# CDC 스트림 시작하기
<a name="cdc-setup"></a>

**중요**  
이 기능은 AWS 프리뷰로 제공되며 변경될 수 있습니다. 자세한 내용은 [AWS 서비스 약관](https://aws.amazon.com/service-terms/)의 섹션 2, 베타 및 프리뷰를 참조하세요. CDC 스트림 가격에 대한 자세한 내용은 [Aurora DSQL 가격](https://aws.amazon.com/rds/aurora/dsql/pricing/) 페이지를 참조하세요.  
정식 출시 전에 스트림 페이로드에 새 작업 유형(업데이트를 위한 `"op": "u"`)을 추가합니다. 애플리케이션이 이러한 변경 사항을 수정하지 않고 처리하도록 하려면 `after` 페이로드를 적용하여 인식할 수 없는 `op` 값을 업서트로 취급합니다. 세부 정보는 [CDC 레코드 이해](cdc-record-format.md) 섹션을 참조하세요.

이 가이드에서는 Aurora DSQL 클러스터에서 Amazon Kinesis 데이터 스트림으로 커밋된 행 수준 변경 사항 스트리밍을 시작하는 데 필요한 모든 단계를 안내합니다. 이 가이드가 끝날 때까지 유효한 CDC 파이프라인과 변경 레코드를 읽고 인쇄하는 Python 스크립트를 생성했습니다.

## 사전 조건
<a name="cdc-prerequisites"></a>

시작하기 전에 다음을 확인합니다.
+ Aurora DSQL 클러스터를 `ACTIVE` 상태로 생성했습니다. 클러스터가 유휴 상태인 경우 CDC 스트림을 생성하기 전에 PostgreSQL 호환 클라이언트와 연결하여 해제합니다. `CreateStream`은 클러스터가 `ACTIVE` 상태가 아닌 경우 검증 오류를 반환합니다.
+ Aurora DSQL을 사용하려면 클러스터, Amazon Kinesis 데이터 스트림, IAM 서비스 역할, 직접 호출 위탁자 등 모든 CDC 리소스가 동일한 AWS 계정에 있어야 합니다.
+ Amazon Kinesis 데이터 스트림은 Aurora DSQL 클러스터와 동일한 AWS 리전에 있습니다.
+ IAM 역할 및 Amazon Kinesis 데이터 스트림을 생성할 권한이 있는 자격 증명으로 AWS CLI를 설치하고 구성했습니다.

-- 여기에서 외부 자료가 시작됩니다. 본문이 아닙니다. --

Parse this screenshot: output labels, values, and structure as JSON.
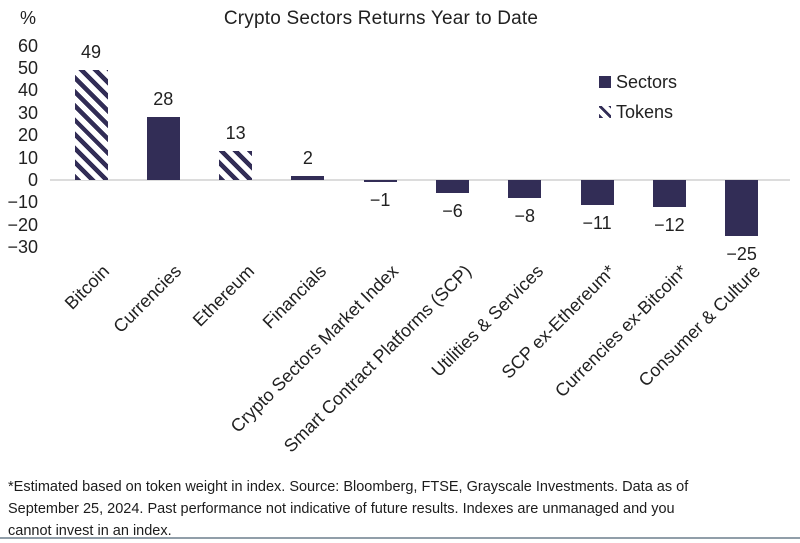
{
  "chart_data": {
    "type": "bar",
    "title": "Crypto Sectors Returns Year to Date",
    "ylabel": "%",
    "xlabel": "",
    "categories": [
      "Bitcoin",
      "Currencies",
      "Ethereum",
      "Financials",
      "Crypto Sectors Market Index",
      "Smart Contract Platforms (SCP)",
      "Utilities & Services",
      "SCP ex-Ethereum*",
      "Currencies ex-Bitcoin*",
      "Consumer & Culture"
    ],
    "series": [
      {
        "name": "Returns year to date (%)",
        "values": [
          49,
          28,
          13,
          2,
          -1,
          -6,
          -8,
          -11,
          -12,
          -25
        ]
      }
    ],
    "bar_styles": [
      "tokens",
      "sectors",
      "tokens",
      "sectors",
      "sectors",
      "sectors",
      "sectors",
      "sectors",
      "sectors",
      "sectors"
    ],
    "value_labels": [
      "49",
      "28",
      "13",
      "2",
      "−1",
      "−6",
      "−8",
      "−11",
      "−12",
      "−25"
    ],
    "yticks": [
      "60",
      "50",
      "40",
      "30",
      "20",
      "10",
      "0",
      "−10",
      "−20",
      "−30"
    ],
    "ytick_values": [
      60,
      50,
      40,
      30,
      20,
      10,
      0,
      -10,
      -20,
      -30
    ],
    "ylim": [
      -30,
      60
    ],
    "grid": false,
    "legend": {
      "position": "upper right",
      "entries": [
        {
          "label": "Sectors",
          "style": "sectors"
        },
        {
          "label": "Tokens",
          "style": "tokens"
        }
      ]
    }
  },
  "colors": {
    "bar_navy": "#322d56",
    "axis_line": "#dcdcdc",
    "text": "#212121",
    "footer_text": "#1c1c1c",
    "footer_rule": "#919ea9",
    "background": "#ffffff"
  },
  "footer": {
    "lines": [
      "*Estimated based on token weight in index. Source: Bloomberg, FTSE, Grayscale Investments. Data as of",
      "September 25, 2024. Past performance not indicative of future results. Indexes are unmanaged and you",
      "cannot invest in an index."
    ]
  }
}
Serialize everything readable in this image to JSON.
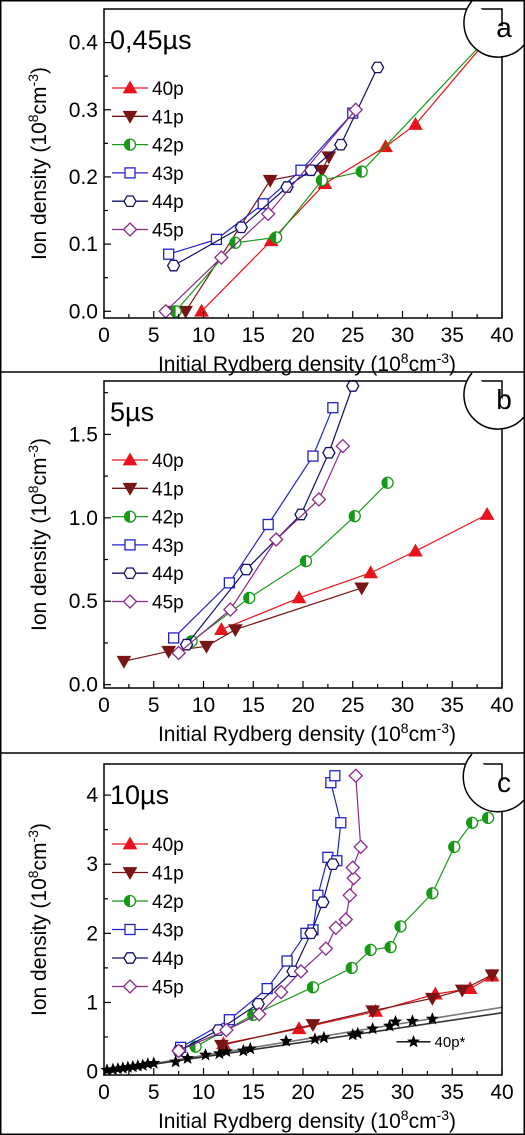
{
  "chart_data": [
    {
      "type": "line",
      "panel_label": "a",
      "duration": "0,45µs",
      "xlabel": "Initial Rydberg density (10⁸cm⁻³)",
      "ylabel": "Ion density (10⁸cm⁻³)",
      "xlim": [
        0,
        40
      ],
      "ylim": [
        -0.01,
        0.45
      ],
      "xticks": [
        "0",
        "5",
        "10",
        "15",
        "20",
        "25",
        "30",
        "35",
        "40"
      ],
      "yticks": [
        "0.0",
        "0.1",
        "0.2",
        "0.3",
        "0.4"
      ],
      "legend_position": "top-left",
      "series": [
        {
          "name": "40p",
          "color": "#e8141c",
          "marker": "triangle-up",
          "x": [
            9.8,
            16.8,
            22.2,
            28.3,
            31.3,
            40
          ],
          "y": [
            0.0,
            0.105,
            0.19,
            0.245,
            0.278,
            0.43
          ]
        },
        {
          "name": "41p",
          "color": "#7a1515",
          "marker": "triangle-down",
          "x": [
            7.0,
            8.2,
            16.7,
            21.9,
            22.6
          ],
          "y": [
            0.0,
            0.0,
            0.195,
            0.21,
            0.23
          ]
        },
        {
          "name": "42p",
          "color": "#159a15",
          "marker": "half-circle",
          "x": [
            7.2,
            13.2,
            17.3,
            21.9,
            25.9,
            40
          ],
          "y": [
            0.0,
            0.102,
            0.11,
            0.195,
            0.208,
            0.43
          ]
        },
        {
          "name": "43p",
          "color": "#2222cc",
          "marker": "square",
          "x": [
            6.5,
            11.3,
            16.0,
            19.8,
            25.0
          ],
          "y": [
            0.085,
            0.107,
            0.16,
            0.21,
            0.295
          ]
        },
        {
          "name": "44p",
          "color": "#10106a",
          "marker": "hexagon",
          "x": [
            7.0,
            13.8,
            18.4,
            20.8,
            23.8,
            27.5
          ],
          "y": [
            0.068,
            0.125,
            0.185,
            0.21,
            0.248,
            0.363
          ]
        },
        {
          "name": "45p",
          "color": "#8a2a8a",
          "marker": "diamond",
          "x": [
            6.2,
            11.8,
            16.5,
            25.3
          ],
          "y": [
            0.0,
            0.08,
            0.145,
            0.3
          ]
        }
      ]
    },
    {
      "type": "line",
      "panel_label": "b",
      "duration": "5µs",
      "xlabel": "Initial Rydberg density (10⁸cm⁻³)",
      "ylabel": "Ion density (10⁸cm⁻³)",
      "xlim": [
        0,
        40
      ],
      "ylim": [
        -0.02,
        1.82
      ],
      "xticks": [
        "0",
        "5",
        "10",
        "15",
        "20",
        "25",
        "30",
        "35",
        "40"
      ],
      "yticks": [
        "0.0",
        "0.5",
        "1.0",
        "1.5"
      ],
      "legend_position": "top-left",
      "series": [
        {
          "name": "40p",
          "color": "#e8141c",
          "marker": "triangle-up",
          "x": [
            11.8,
            19.6,
            26.8,
            31.3,
            38.5
          ],
          "y": [
            0.33,
            0.52,
            0.67,
            0.8,
            1.02
          ]
        },
        {
          "name": "41p",
          "color": "#7a1515",
          "marker": "triangle-down",
          "x": [
            2.0,
            6.5,
            10.3,
            13.2,
            25.9
          ],
          "y": [
            0.14,
            0.2,
            0.23,
            0.33,
            0.58
          ]
        },
        {
          "name": "42p",
          "color": "#159a15",
          "marker": "half-circle",
          "x": [
            8.8,
            14.6,
            20.3,
            25.2,
            28.5
          ],
          "y": [
            0.26,
            0.52,
            0.74,
            1.01,
            1.21
          ]
        },
        {
          "name": "43p",
          "color": "#2222cc",
          "marker": "square",
          "x": [
            7.0,
            12.6,
            16.5,
            21.0,
            23.0
          ],
          "y": [
            0.28,
            0.61,
            0.96,
            1.37,
            1.66
          ]
        },
        {
          "name": "44p",
          "color": "#10106a",
          "marker": "hexagon",
          "x": [
            8.3,
            14.3,
            19.8,
            22.6,
            25.0
          ],
          "y": [
            0.24,
            0.69,
            1.02,
            1.39,
            1.79
          ]
        },
        {
          "name": "45p",
          "color": "#8a2a8a",
          "marker": "diamond",
          "x": [
            7.5,
            12.7,
            17.3,
            21.6,
            24.0
          ],
          "y": [
            0.19,
            0.45,
            0.87,
            1.11,
            1.43
          ]
        }
      ]
    },
    {
      "type": "line",
      "panel_label": "c",
      "duration": "10µs",
      "xlabel": "Initial Rydberg density (10⁸cm⁻³)",
      "ylabel": "Ion density (10⁸cm⁻³)",
      "xlim": [
        0,
        40
      ],
      "ylim": [
        -0.05,
        4.45
      ],
      "xticks": [
        "0",
        "5",
        "10",
        "15",
        "20",
        "25",
        "30",
        "35",
        "40"
      ],
      "yticks": [
        "0",
        "1",
        "2",
        "3",
        "4"
      ],
      "legend_position": "top-left",
      "inset_legend": "40p*",
      "series": [
        {
          "name": "40p",
          "color": "#e8141c",
          "marker": "triangle-up",
          "x": [
            12.0,
            19.6,
            27.3,
            33.3,
            36.8,
            39.0
          ],
          "y": [
            0.4,
            0.62,
            0.87,
            1.12,
            1.2,
            1.38
          ]
        },
        {
          "name": "41p",
          "color": "#7a1515",
          "marker": "triangle-down",
          "x": [
            11.8,
            21.0,
            27.0,
            33.0,
            36.0,
            39.0
          ],
          "y": [
            0.38,
            0.68,
            0.88,
            1.06,
            1.18,
            1.4
          ]
        },
        {
          "name": "42p",
          "color": "#159a15",
          "marker": "half-circle",
          "x": [
            9.2,
            15.0,
            21.0,
            24.9,
            26.8,
            28.8,
            29.8,
            33.0,
            35.2,
            37.0,
            38.6
          ],
          "y": [
            0.36,
            0.82,
            1.22,
            1.5,
            1.76,
            1.8,
            2.1,
            2.58,
            3.25,
            3.6,
            3.67
          ]
        },
        {
          "name": "43p",
          "color": "#2222cc",
          "marker": "square",
          "x": [
            7.7,
            12.6,
            16.4,
            18.4,
            20.3,
            21.0,
            21.5,
            22.5,
            23.4,
            23.8,
            22.8,
            23.2
          ],
          "y": [
            0.35,
            0.75,
            1.2,
            1.6,
            2.0,
            2.05,
            2.55,
            3.1,
            3.05,
            3.6,
            4.18,
            4.28
          ]
        },
        {
          "name": "44p",
          "color": "#10106a",
          "marker": "hexagon",
          "x": [
            7.5,
            11.5,
            15.5,
            19.0,
            20.8,
            22.0,
            23.0
          ],
          "y": [
            0.3,
            0.6,
            0.98,
            1.45,
            2.0,
            2.45,
            3.0
          ]
        },
        {
          "name": "45p",
          "color": "#8a2a8a",
          "marker": "diamond",
          "x": [
            7.5,
            12.3,
            15.6,
            17.8,
            19.8,
            22.3,
            23.3,
            24.3,
            24.7,
            25.1,
            25.0,
            25.8,
            25.3
          ],
          "y": [
            0.3,
            0.6,
            0.83,
            1.15,
            1.45,
            1.78,
            2.08,
            2.2,
            2.55,
            2.8,
            2.95,
            3.25,
            4.28
          ]
        },
        {
          "name": "40p*",
          "color": "#000000",
          "marker": "star",
          "x": [
            0.3,
            0.9,
            1.4,
            1.9,
            2.4,
            2.9,
            3.4,
            3.9,
            4.4,
            5.0,
            7.2,
            8.4,
            10.2,
            11.6,
            12.3,
            14.0,
            14.7,
            18.3,
            21.2,
            22.1,
            25.0,
            25.5,
            27.0,
            28.7,
            29.3,
            31.0,
            33.0
          ],
          "y": [
            0.02,
            0.03,
            0.04,
            0.05,
            0.06,
            0.07,
            0.08,
            0.09,
            0.11,
            0.12,
            0.14,
            0.19,
            0.24,
            0.26,
            0.29,
            0.3,
            0.33,
            0.44,
            0.47,
            0.49,
            0.53,
            0.55,
            0.62,
            0.66,
            0.72,
            0.73,
            0.76
          ]
        }
      ],
      "fit_lines": [
        {
          "color": "#777777",
          "x": [
            0,
            40
          ],
          "y": [
            0.0,
            0.93
          ]
        },
        {
          "color": "#333333",
          "x": [
            0,
            40
          ],
          "y": [
            0.0,
            0.85
          ]
        }
      ]
    }
  ]
}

## 1단계: Amazon Kinesis 데이터 스트림 생성
<a name="cdc-step1-kinesis"></a>

Aurora DSQL 클러스터와 동일한 AWS 계정 및 리전에 Kinesis 데이터 스트림을 생성합니다. JSON 형식에는 열 이름, 메타데이터 및 인코딩 오버헤드가 포함되므로 CDC 레코드는 해당 Aurora DSQL 행보다 큽니다.

### Kinesis 데이터 스트림 크기 조정
<a name="cdc-sizing"></a>

Aurora DSQL CDC는 모든 변경 사항에 대해 전체 행을 제공합니다. 단일 열을 터치하는 업데이트는 행의 모든 열을 포함하는 레코드를 생성합니다. 레코드 삭제는 예외이며 프라이머리 키 열만 포함합니다.

**평균 레코드 크기 추정**  
평균 온디스크 행 크기를 측정하여 CDC가 생성할 볼륨을 이해하고 크기 초과 레코드를 예측합니다. 다음 쿼리는 테이블의 평균 튜플 크기를 바이트 단위로 반환합니다.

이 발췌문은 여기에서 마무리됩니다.